1769-11-12, de Marie Louise Denis à Jeanne Grâce Bosc Du Bouchet, comtesse d'Argental.

Je suis arrivée Madame en assez bonne santé.
Je n'ai point eu l'honneur de vous écrir sur le champ par ce que j'ai voulu avoir quel que chose à vous mender. J'ai trouvé Mon Oncle assez bien. Il paraît fort aise de me revoir auprès de lui, et sans me vanter je crois qu'il en avait besoin. Nous avons beaucoup parlé de vous et de Monsieur Dargental, il vous est à tous deux toujours tendrement attaché. Il travaille 15 heures par jour. C'est une passion plus violante que jamais. Je suis persuadée que si notre proget avait réussi nous n'aurions pas pu le lui faire mettre à exécution. Il serait en enfer s'il ne pouvait pas travailler. Il m'a fait des questions sur ce proget auquel j'ai répondu vaguement, lui disant que la réponce étant trop longue à attendre et voiant que la saison s'avansait, que quand même cette réponse aurait été favorable l'hyver aurait empêché qu'il pût en profiter, et que c'est ce qui m'avait enguagé à partir sans l'attendre. Il a bien pris la chose et nous n'en avons plus parlé.

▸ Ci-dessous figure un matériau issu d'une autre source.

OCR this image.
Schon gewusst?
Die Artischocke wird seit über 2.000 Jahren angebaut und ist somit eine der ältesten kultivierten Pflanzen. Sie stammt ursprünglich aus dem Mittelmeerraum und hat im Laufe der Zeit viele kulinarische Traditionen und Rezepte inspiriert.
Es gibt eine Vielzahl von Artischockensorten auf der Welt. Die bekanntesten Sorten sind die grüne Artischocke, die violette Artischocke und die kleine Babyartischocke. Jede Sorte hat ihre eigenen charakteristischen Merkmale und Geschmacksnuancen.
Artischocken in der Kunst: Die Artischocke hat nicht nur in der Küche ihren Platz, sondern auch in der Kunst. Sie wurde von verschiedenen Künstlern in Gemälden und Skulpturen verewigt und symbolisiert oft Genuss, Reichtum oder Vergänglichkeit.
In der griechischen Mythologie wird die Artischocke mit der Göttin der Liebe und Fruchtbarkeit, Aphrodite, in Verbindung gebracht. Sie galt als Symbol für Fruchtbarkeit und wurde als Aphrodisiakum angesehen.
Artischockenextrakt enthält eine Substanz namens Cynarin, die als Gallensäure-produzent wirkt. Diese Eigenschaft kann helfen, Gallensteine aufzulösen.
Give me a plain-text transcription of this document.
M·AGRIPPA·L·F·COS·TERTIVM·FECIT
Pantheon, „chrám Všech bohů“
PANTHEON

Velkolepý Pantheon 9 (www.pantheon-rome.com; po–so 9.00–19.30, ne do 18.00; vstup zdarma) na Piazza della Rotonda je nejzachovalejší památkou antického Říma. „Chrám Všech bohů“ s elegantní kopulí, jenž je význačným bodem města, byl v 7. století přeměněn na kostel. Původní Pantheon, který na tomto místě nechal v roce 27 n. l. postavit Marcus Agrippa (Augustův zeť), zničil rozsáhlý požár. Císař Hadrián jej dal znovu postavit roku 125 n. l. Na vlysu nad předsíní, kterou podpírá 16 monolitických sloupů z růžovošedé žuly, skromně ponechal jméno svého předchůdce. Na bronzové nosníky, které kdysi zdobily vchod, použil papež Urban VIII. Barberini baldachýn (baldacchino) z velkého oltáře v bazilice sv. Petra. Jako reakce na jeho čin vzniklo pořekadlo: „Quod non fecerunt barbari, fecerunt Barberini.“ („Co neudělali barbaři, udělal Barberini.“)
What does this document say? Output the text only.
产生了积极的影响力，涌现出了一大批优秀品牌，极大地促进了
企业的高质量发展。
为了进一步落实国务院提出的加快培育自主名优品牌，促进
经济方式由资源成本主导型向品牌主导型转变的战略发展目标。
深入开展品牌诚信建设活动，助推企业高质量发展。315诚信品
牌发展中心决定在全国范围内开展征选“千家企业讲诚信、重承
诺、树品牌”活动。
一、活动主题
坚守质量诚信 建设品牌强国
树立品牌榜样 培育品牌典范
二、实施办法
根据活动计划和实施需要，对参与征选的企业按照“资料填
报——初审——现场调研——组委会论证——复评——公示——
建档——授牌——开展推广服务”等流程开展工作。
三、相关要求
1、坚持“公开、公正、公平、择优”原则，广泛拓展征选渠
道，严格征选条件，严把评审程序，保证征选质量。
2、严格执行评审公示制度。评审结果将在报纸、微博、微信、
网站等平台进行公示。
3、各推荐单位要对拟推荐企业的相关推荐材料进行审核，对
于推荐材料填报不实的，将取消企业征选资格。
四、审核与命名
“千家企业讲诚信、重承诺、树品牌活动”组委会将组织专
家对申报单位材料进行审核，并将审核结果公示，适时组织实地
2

Il fait un ouvrage acutelement qui me plaît fort, c'est un dictionere de belles lettre, histoire, poésie, phisique, métaphisique. C'est un ouvrage long qui l'occupera longtemps et qui le distraira d'autres matières plus dangereuses. Je vous prie en grâce Monsieur et Madame de ne point parler de cela par ce qu'il ne veut point qu'on sache ce qu'il fait. A propos Madame j'ai promis à Mr Dargental de lui dire ce que c'est qu'une certaine Comédie dont nous avions entendu parler et que nous ne connaissions point. Je l'ai lue, c'est Ninon Lenclos, elle est en sinq actes et en vers. Il y a de jollies choses dans le commencement. Le rôle de Ninon est charment, mais malheureusement elle est avec un tas de coquins et de gueux qui font de la peine. Jamais Ninon n'a vu si mauvaise compagnie. Je ne crois pas la pièce jouable. Il l'a donnée à Tiriot et lui a dit d'en faire ce qu'il voudrait. Si vous êtes curieux de la lire tâchez de l'avoir par lui.

Vous aurez ces jours ci une petite brochure sur Louis 14 qui vous fera plaisir. J'aurai soin qu'on vous l'envoie dès qu'elle sera imprimée.

Les deux hommes en question sont toujours ici. Je vis froidement et poliment avec eux et toutes les fois que mon Oncle veut m'en parler je romps la conversation. J'en ai pris mon parti, cela durera ce que cela poura.

Du reste Mr de V. a plus d'imagination que jamais, il fait actuelement des choses charmentes dont j'espère que vous serez très contans. Adieu Madame, conservez moi votre amitié, elle m'est précieuse. J'espère que vous me ferez donner des nouvelles de votre santé et que vous ne doutez pas de mon tendre et respectueux attachement pour la vie.